The story of Applied Epi

Origin and future

Applied Epi was created by and for frontline epidemiologists

We are ground-level practitioners who have spent decades working in local and district health agencies, fighting outbreaks neighborhood-by-neighborhood, and doing the difficult and messy work of building the foundational health and data systems upon which public health insights depend.

The COVID-19 pandemic has put an intense spotlight on the discipline of epidemiology, most prominently on globally-recognized health officials and academic scientists. But worldwide, most actionable epidemiological insight and impact derives from practitioners working at the local level - data managers, epidemiologists, public health practitioners, and clinicians who collect operational data, analyse trends, and communicate findings to guide strategic response to health needs in their local communities.

Applied Epi emerged to support these frontline practitioners, and we started by addressing an unmet need in applied epidemiology.

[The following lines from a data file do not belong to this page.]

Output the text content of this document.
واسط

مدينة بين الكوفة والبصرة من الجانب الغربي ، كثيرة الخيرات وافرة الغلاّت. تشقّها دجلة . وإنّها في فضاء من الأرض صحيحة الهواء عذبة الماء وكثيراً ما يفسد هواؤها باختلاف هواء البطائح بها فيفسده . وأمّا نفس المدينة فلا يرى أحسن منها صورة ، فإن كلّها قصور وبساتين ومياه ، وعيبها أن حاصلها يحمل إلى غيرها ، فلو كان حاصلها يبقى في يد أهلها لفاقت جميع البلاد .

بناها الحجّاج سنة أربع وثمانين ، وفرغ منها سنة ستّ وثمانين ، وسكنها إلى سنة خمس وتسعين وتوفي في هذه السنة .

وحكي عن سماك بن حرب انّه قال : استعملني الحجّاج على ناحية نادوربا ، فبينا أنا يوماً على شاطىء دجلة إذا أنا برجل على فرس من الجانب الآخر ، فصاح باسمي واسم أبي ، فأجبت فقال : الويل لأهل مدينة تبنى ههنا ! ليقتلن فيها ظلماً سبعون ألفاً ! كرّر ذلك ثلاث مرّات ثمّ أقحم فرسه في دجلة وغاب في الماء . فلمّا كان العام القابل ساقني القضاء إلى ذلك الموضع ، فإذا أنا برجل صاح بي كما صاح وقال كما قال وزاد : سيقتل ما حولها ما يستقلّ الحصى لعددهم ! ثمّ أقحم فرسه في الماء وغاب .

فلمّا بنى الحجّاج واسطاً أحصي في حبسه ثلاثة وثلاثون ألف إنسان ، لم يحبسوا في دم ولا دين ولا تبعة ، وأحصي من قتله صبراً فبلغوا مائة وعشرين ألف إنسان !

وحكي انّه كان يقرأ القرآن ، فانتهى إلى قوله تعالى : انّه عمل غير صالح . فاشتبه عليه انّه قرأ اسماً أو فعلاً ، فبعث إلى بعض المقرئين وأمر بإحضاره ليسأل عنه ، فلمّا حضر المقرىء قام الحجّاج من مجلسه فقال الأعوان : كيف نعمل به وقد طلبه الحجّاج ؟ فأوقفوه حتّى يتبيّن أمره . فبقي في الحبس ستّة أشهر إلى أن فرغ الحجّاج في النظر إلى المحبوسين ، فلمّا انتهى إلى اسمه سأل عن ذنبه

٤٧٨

The story of Applied Epi begins with the Epidemiologist R Handbook

Applied Epi emerged to address an unmet need in applied epidemiology.

In 2020 while working the epidemiological frontline of COVID-19 response, Applied Epi co-founders Neale Batra and Alex Spina found themselves fielding similar requests from colleagues all over the world. Over and over, they heard from public health responders who wanted to use R, a free, open-source analytical software, but lacked accessible R training materials relevant to their day-to-day tasks on the ground.

R has been used in other disciplines for 25 years but only recently in public health. Now, R’s flexibility, cutting-edge capabilities, brilliant visualizations, and sleek automated reports were proving invaluable in the fast-changing pandemic context.

Unfortunately, R remained inaccessible to many public health responders who needed it most. Existing R training materials for health audiences were either focused on academic epidemiology, assumed familiarity with computer science, or were expensive.

Building a grassroots movement

In November 2020, Neale and Alex convened an independent group of 50 collaborators who worked in their spare time to create The Epidemiologist R Handbook - a manual specifically addressing the analytical challenges facing frontline epidemiologists. Partners like Médecins Sans Frontières and TEPHINET (a global network of field epidemiology training programs) field-tested and accelerated production of the handbook.

Widespread adoption

On May 10, 2021 the Epi R Handbook launched and within 24 hours had been viewed by more than 11,000 people. Volunteers offered to translate the handbook into 9 languages, and it was rapidly adopted into training curricula at universities, government agencies, and field epidemiology training programs. Within six months, over 97,000 people had used the handbook, including 25,000 people in low- and middle-income countries.

With the user community rapidly expanding and requests for collaboration arriving from all sides, it was decided to form the non-profit organization Applied Epi to sustain and build upon the Epi R Handbook.

From 30 hours to 30 minutes

Since launching the Epi R Handbook, we have been inundated with stories of how transitioning to R has had dramatic impacts for epidemiologists working all over the world.

In one story, a Haitian epidemiologist described how he used to struggle for 30 hours each week in Excel with tedious, uninspiring, and error-prone workflows. After several months of learning R with the Epi R Handbook, those same weekly analyses now take 30 minutes and are agile, robust, and reproducible.

Beyond R: our vision for epidemiology that is more advanced, efficient, standardized, accessible, and equitable

For Applied Epi, R is the starting place, but it is a vehicle to reach larger objectives.

Standardized code leads to standardized methods

By implementing a standard analytical language, we open the door to standardisation of epidemiological methods. Applied Epi is convening practitioner and academic stakeholders to consolidate and validate the currently varied approaches to surveys, sampling, outbreak response, reporting, and modeling.

Smoother emergency response

Response entities use a variety of tools to assess situations, analyse data, and produce reports. Adoption of R as the common analytical language will improve collaboration and reduce duplication of efforts.

More competitive epidemiologists from the global south

R is a highly-marketable programming skill that users in low-income settings can use to advance their careers and transform the capabilities of their local health systems.

More accessible and practical epidemiology training

Currently, aspiring epidemiologists face barriers such as high tuition, visa restrictions, limited seats, and curricula that do not address the challenges of frontline practice. Applied Epi is developing educational pathways that will be high-quality, comprehensive, and open to aspiring epidemiologists everywhere.

Shape the coming transformation

The shift to programmed epidemiological analytics is coming. Let’s work together to ensure it centers the needs and context of frontline practitioners, is led by grassroots initiatives, and features open-source software that gives power to end-users anywhere.